Republicans can win the immigration debate by outflanking the Democrats and seizing ground they typically hold by reframing the debate through the reappropriation of the Left’s rhetoric. The Right’s focus on immigration as a “law and order” issue, and as a national security issue, is correct. But framing the debate in humanitarian terms, and thus seizing ground from the Left, will allow Republicans to attract different people to their view on border security while retaining their traditional base. Moreover, it’s a position that the Left cannot refute.
Securing the border is a human rights’ issue. Thousands of immigrants seeking a home in the U.S. die during their journey. State Representative Steve Toth, who speaks of the immigration problem in humanitarian tones, has pointed out the economic toll this takes on Texas towns and ranchers who regularly confront this grim reality. Taking away the option of crossing the border through the construction of a border fence, investment in more sophisticated arial surveillance, and more border guards would serve as a deterrent for those seeking to cross the border and thus prevent deaths associated with the perilous journey. The allure of leaving a distressed situation in their homeland for a better tomorrow is so enticing that people are willing to risk injury, death, and capture. But if we prevent the opportunity to cross then the allure will prevent them from putting their own lives at risk.

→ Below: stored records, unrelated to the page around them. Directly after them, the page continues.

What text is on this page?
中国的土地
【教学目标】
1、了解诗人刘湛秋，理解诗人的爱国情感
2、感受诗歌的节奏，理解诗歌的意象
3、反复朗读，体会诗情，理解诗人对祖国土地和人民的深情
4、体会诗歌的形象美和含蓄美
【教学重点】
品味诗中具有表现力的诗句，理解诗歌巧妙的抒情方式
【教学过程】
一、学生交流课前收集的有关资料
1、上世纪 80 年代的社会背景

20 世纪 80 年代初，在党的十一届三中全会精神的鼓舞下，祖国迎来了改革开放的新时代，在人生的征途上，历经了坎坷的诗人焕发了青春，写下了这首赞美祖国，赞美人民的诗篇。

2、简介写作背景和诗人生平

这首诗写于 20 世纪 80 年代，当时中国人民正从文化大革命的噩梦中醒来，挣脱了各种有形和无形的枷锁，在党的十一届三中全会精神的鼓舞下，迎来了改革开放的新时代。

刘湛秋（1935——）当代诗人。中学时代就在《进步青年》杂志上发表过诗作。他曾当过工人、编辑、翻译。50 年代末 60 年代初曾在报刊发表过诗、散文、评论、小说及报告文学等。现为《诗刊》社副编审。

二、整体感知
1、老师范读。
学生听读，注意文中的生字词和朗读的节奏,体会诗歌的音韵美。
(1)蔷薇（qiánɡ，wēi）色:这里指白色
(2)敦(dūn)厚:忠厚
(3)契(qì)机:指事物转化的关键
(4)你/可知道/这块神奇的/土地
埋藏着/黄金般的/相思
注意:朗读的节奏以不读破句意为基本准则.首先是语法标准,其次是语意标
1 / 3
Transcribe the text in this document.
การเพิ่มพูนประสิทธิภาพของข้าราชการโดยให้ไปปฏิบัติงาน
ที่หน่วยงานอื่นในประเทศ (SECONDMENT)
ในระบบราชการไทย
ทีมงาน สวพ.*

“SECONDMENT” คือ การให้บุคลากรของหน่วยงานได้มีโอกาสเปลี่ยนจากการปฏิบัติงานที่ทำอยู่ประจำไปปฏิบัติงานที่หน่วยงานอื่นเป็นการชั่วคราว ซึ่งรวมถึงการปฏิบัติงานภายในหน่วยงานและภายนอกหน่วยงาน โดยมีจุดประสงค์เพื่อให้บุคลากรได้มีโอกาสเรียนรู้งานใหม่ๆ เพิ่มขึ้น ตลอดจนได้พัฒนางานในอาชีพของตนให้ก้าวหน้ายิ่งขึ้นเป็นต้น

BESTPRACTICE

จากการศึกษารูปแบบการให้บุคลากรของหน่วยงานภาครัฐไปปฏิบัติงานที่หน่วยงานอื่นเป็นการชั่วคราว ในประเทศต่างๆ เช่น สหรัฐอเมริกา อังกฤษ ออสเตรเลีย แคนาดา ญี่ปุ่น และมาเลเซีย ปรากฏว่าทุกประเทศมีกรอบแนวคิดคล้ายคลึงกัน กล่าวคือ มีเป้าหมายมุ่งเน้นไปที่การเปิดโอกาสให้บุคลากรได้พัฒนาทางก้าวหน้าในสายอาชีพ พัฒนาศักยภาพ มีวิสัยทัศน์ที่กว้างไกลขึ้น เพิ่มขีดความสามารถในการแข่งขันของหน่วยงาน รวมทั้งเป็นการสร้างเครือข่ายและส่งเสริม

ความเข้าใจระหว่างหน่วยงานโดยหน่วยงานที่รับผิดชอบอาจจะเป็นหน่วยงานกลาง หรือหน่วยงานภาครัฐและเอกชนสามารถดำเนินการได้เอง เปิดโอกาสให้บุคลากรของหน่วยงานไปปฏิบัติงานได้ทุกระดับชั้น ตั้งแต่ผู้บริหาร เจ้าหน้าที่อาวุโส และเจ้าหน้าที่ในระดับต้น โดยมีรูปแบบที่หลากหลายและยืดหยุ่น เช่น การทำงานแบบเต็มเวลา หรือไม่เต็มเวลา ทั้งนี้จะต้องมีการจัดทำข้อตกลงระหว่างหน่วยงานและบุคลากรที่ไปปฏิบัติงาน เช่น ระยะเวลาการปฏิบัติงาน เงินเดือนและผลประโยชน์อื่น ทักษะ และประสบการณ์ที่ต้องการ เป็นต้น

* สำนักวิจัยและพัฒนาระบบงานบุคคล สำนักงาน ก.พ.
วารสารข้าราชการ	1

Securing the border requires not just putting up barriers to crossing but also reducing the incentives to cross. Corruption and violence are so bad in Mexico and Central America that people are desperate to escape an environment in which the police offer no protection from the violence of drug cartels. But correcting this situation is not exclusively the concern of the U.S. nor a problem that can be solved everywhere at once. In addition to dedicating its own resources, the U.S. must work with the international community to secure the Mexican-side of the border to keep it free from violence and corruption. The violence and corruption in the Mexican border towns prevents private investment in businesses and it limits the involvement of NGOs. If the U.S. and the international community can successfully work with Mexican authorities to reign in the corruption and violence then private investors willing to provide microloans, or those willing to invest large amounts of capital, and other forms of assistance will be more likely to get involved. Once the private sector is able to get involved the quality of life will improve and thus diminish the incentive to seek solace in the U.S. This is but one example of how the government can aid free market solutions. If the government can stave off the violence and corruption then private enterprise can help take care of the immigration issue and the accompanying humanitarian crisis. By providing jobs and social welfare programs in Mexico, thus improving the lives of those who live there, the incentive to cross the border illegally will be reduced.
On the U.S. side of the border employers must be held accountable for employing illegal immigrants. As long as U.S. employers are able to exploit cheap, immigrant labor at a level that is higher than what the individual would have received in her home country, people will be willing to cross illegally. The exploitation of cheap labor by those in a desperate situation is but one more humanitarian dimension of the immigration crisis. Whether employed in a domestic capacity, or with a traditional employer, illegal immigrants work below the minimum wage because they have to. And employers can get away with paying them far below market value because they can. The exploitation of immigrant labor must be stopped if we are to secure the border. Jobs, even low paying jobs, are one reason people are willing to cross the border illegally. If this incentive is eliminated then crossing illegally will be less attractive.
The immigration issue is a humanitarian crisis that should be spoken of as such. The solutions should be crafted in terms of a free market understanding of incentives. The U.S. must aid free market solutions by providing stability along the border and improving the rule of law in Mexico and the U.S. This is a pragmatic and conservative solution to an issue that will improve the lives of Americans and immigrants and help Republicans win elections.